People who have severe breathing difficulties, or neuromuscular diseases like Amyotrophic lateral sclerosis (ALS), must rely on surgically inserted breathing tubes for ventilation. The tubes can be bulky and impact their quality of life.
But engineers at MIT whose research was recently published in Nature Biomedical Engineering, hope to change this by creating a soft ventilator that experts can implant directly into someone’s chest. When tested in pigs, it tripled the amount of air inhaled.
“There are a lot of muscular degenerative diseases where the diaphragm will fail,” resulting in a need for long-term ventilation, says biomedical engineer Ellen Roche who led the work. Roche has previously developed a device that helps weakened hearts pump blood, and so she thought, “maybe we can assist the diaphragm like we have with the heart.”
The Soft Ventilator Impact
Many people whose diaphragm has lost function currently rely on a ventilator that pushes air in and out of the lungs through a tube permanently inserted into the throat. It can extend their life, but it means they are hooked up to a machine, likely losing the ability to speak and often needing round-the-clock care.
By contrast, the new device works like an extra set of muscles that expand and contract on top of the diaphragm, which is a dome-shaped muscle. Rather than pushing air into the lungs, it creates a negative pressure that draws it in.
“It’s a simple kind of mechanical concept overall,” says Roche.
Crucially, the new ventilator will ultimately avoid the surgical throat tube. Neurologist Robert C. Bucelli from Washington University ALS Center, who was not involved with the work, thinks the approach could make a “marked difference” to people who struggle to breathe due to neuromuscular diseases like ALS.
“This is absolutely exciting and a wonderful starting point,” Bucelli says.
Testing the Ventilator
So far, Roche and her team have tested the device in pigs, which were anesthetized to weaken their breathing. By using a sensor that measured changes in airflow in the pigs’ mouths as they tried to inhale, they could time the ventilator’s contracting ‘muscles’ to the natural breathing rhythm. In the best responding pig, the new ventilator nearly tripled the amount of air drawn into its lungs.
“I was so impressed with how well their device worked,” says Andrew Conn, a soft robotics engineer at the University of Bristol who was not involved with the work. He highlights that assisting the diaphragm in its natural function rather than completely circumventing it will make the ventilator particularly useful to many different users.
This is because while some people will need ventilation for the rest of their lives, others could regain their natural diaphragm function through rehabilitation and healing.
“[In such cases] those devices are really ideal,” says Conn, because they can be tuned to give only as much assistance as is needed.

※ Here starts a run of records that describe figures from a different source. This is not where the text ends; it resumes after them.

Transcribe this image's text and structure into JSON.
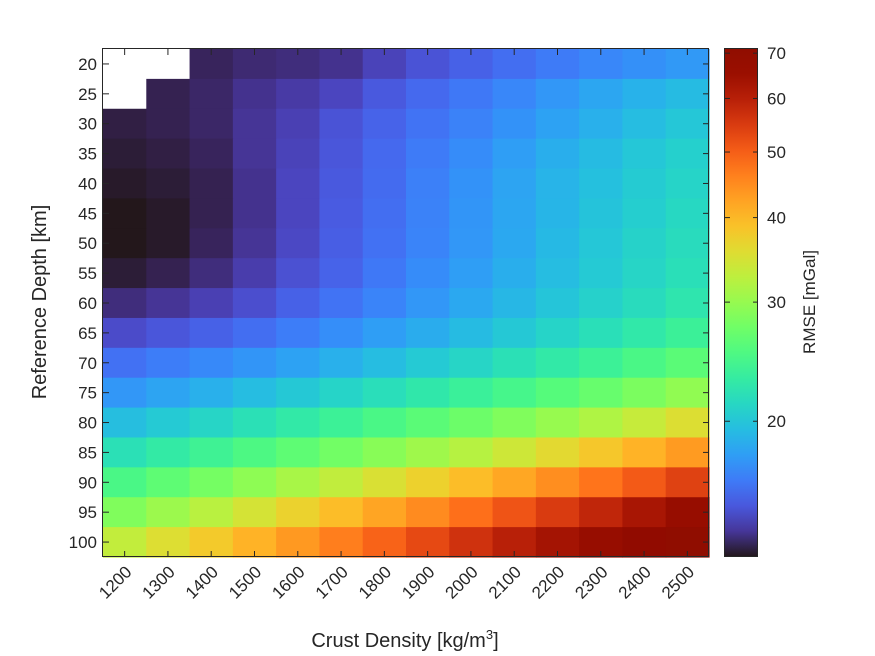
{
  "chart_data": {
    "type": "heatmap",
    "xlabel": "Crust Density [kg/m",
    "xlabel_superscript": "3",
    "xlabel_suffix": "]",
    "ylabel": "Reference Depth [km]",
    "colorbar_label": "RMSE [mGal]",
    "x": [
      "1200",
      "1300",
      "1400",
      "1500",
      "1600",
      "1700",
      "1800",
      "1900",
      "2000",
      "2100",
      "2200",
      "2300",
      "2400",
      "2500"
    ],
    "y": [
      "20",
      "25",
      "30",
      "35",
      "40",
      "45",
      "50",
      "55",
      "60",
      "65",
      "70",
      "75",
      "80",
      "85",
      "90",
      "95",
      "100"
    ],
    "colorbar": {
      "scale": "log",
      "range": [
        12.6,
        71
      ],
      "ticks": [
        20,
        30,
        40,
        50,
        60,
        70
      ],
      "tick_labels": [
        "20",
        "30",
        "40",
        "50",
        "60",
        "70"
      ],
      "colormap": "turbo"
    },
    "values": [
      [
        null,
        null,
        13.1,
        13.3,
        13.4,
        13.6,
        14.2,
        14.8,
        15.3,
        15.8,
        16.3,
        16.8,
        17.2,
        17.6
      ],
      [
        null,
        13.0,
        13.2,
        13.6,
        13.9,
        14.3,
        15.0,
        15.6,
        16.2,
        16.8,
        17.5,
        18.2,
        18.8,
        19.3
      ],
      [
        12.9,
        13.0,
        13.2,
        13.7,
        14.1,
        14.8,
        15.4,
        16.0,
        16.6,
        17.3,
        18.0,
        18.7,
        19.4,
        20.0
      ],
      [
        12.8,
        12.9,
        13.1,
        13.7,
        14.2,
        14.9,
        15.6,
        16.3,
        17.0,
        17.8,
        18.6,
        19.3,
        20.0,
        20.6
      ],
      [
        12.7,
        12.8,
        13.0,
        13.6,
        14.3,
        15.0,
        15.7,
        16.5,
        17.3,
        18.1,
        18.9,
        19.6,
        20.3,
        20.9
      ],
      [
        12.6,
        12.7,
        13.0,
        13.6,
        14.3,
        15.1,
        15.8,
        16.6,
        17.4,
        18.2,
        19.0,
        19.8,
        20.5,
        21.2
      ],
      [
        12.6,
        12.7,
        13.1,
        13.7,
        14.4,
        15.2,
        15.9,
        16.7,
        17.5,
        18.3,
        19.2,
        20.0,
        20.8,
        21.5
      ],
      [
        12.8,
        13.0,
        13.4,
        14.0,
        14.7,
        15.4,
        16.2,
        17.0,
        17.8,
        18.6,
        19.4,
        20.2,
        21.0,
        21.8
      ],
      [
        13.4,
        13.7,
        14.1,
        14.6,
        15.3,
        16.0,
        16.7,
        17.5,
        18.3,
        19.1,
        19.9,
        20.7,
        21.5,
        22.4
      ],
      [
        14.5,
        14.9,
        15.3,
        15.8,
        16.4,
        17.1,
        17.8,
        18.5,
        19.3,
        20.1,
        20.9,
        21.8,
        22.7,
        23.7
      ],
      [
        15.9,
        16.4,
        16.9,
        17.4,
        18.0,
        18.7,
        19.4,
        20.2,
        21.0,
        21.9,
        22.8,
        23.8,
        24.9,
        26.0
      ],
      [
        17.5,
        18.1,
        18.7,
        19.4,
        20.1,
        20.9,
        21.7,
        22.6,
        23.6,
        24.6,
        25.7,
        26.9,
        28.2,
        29.6
      ],
      [
        19.5,
        20.2,
        21.0,
        21.9,
        22.8,
        23.8,
        24.9,
        26.0,
        27.2,
        28.5,
        30.0,
        31.6,
        33.3,
        35.2
      ],
      [
        21.9,
        22.9,
        24.0,
        25.1,
        26.3,
        27.6,
        29.0,
        30.5,
        32.1,
        33.9,
        35.9,
        38.1,
        40.5,
        43.1
      ],
      [
        24.9,
        26.3,
        27.8,
        29.4,
        31.1,
        32.9,
        34.9,
        37.0,
        39.3,
        41.8,
        44.5,
        47.4,
        50.5,
        53.8
      ],
      [
        28.5,
        30.3,
        32.3,
        34.5,
        36.8,
        39.3,
        42.0,
        44.9,
        48.0,
        51.3,
        54.8,
        58.5,
        62.3,
        66.3
      ],
      [
        33.0,
        35.3,
        37.8,
        40.5,
        43.3,
        46.3,
        49.5,
        52.8,
        56.2,
        59.7,
        63.1,
        66.3,
        69.0,
        71.0
      ]
    ]
  }
}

However, the new ventilator is still a work in progress. For example, Roche and her team want to upgrade the sensing mechanism to one which uses implanted electrodes to pick up nerve signals in the diaphragm, rather than airflow from the mouth.
From a clinical perspective, Bucelli says the individual would need it tuned to their own diaphragm function, as this varies widely. Another concern is whether people could clear their throats. On a traditional ventilator, care givers have direct access to the airway through the tube and so can step in to help.
That is a key point, and Roche is working on how to deal with different respiratory actions, such as coughing, sneezing and deep breaths.
“We’re not there yet, but we’re moving towards trying to synchronize so that a patient could easily say ‘I’m going to cough’ or ‘I’m going to take a deep breath’ and the system would keep up,” Roche says. For advanced ALS, however, Bucelli worries that weakness in other, surrounding muscles might make it hard to cough or protect one’s airway regardless.
The machines that power and control the ventilator are the final hurdles. The artificial muscles require a certain amount of compressed air to contract, says Conn, which means that they need to be connected to a pump. Currently that happens through airlines that go through the skin.
Roche’s group wants to make both the pump and its controller fit into a small bag at the hip, giving users the freedom to move around independently. But Conn says the long-term plan should be a fully implantable system because anything that requires lines going permanently through the skin could be an infection risk.
That will require an implantable pump, and research groups around the world, including Conn’s own, are busy trying to develop one. He is optimistic that it is within reach.
“We’re quite interested in trying to crack that problem,” Conn says. “Pacemakers in the human body demonstrate that it is possible.”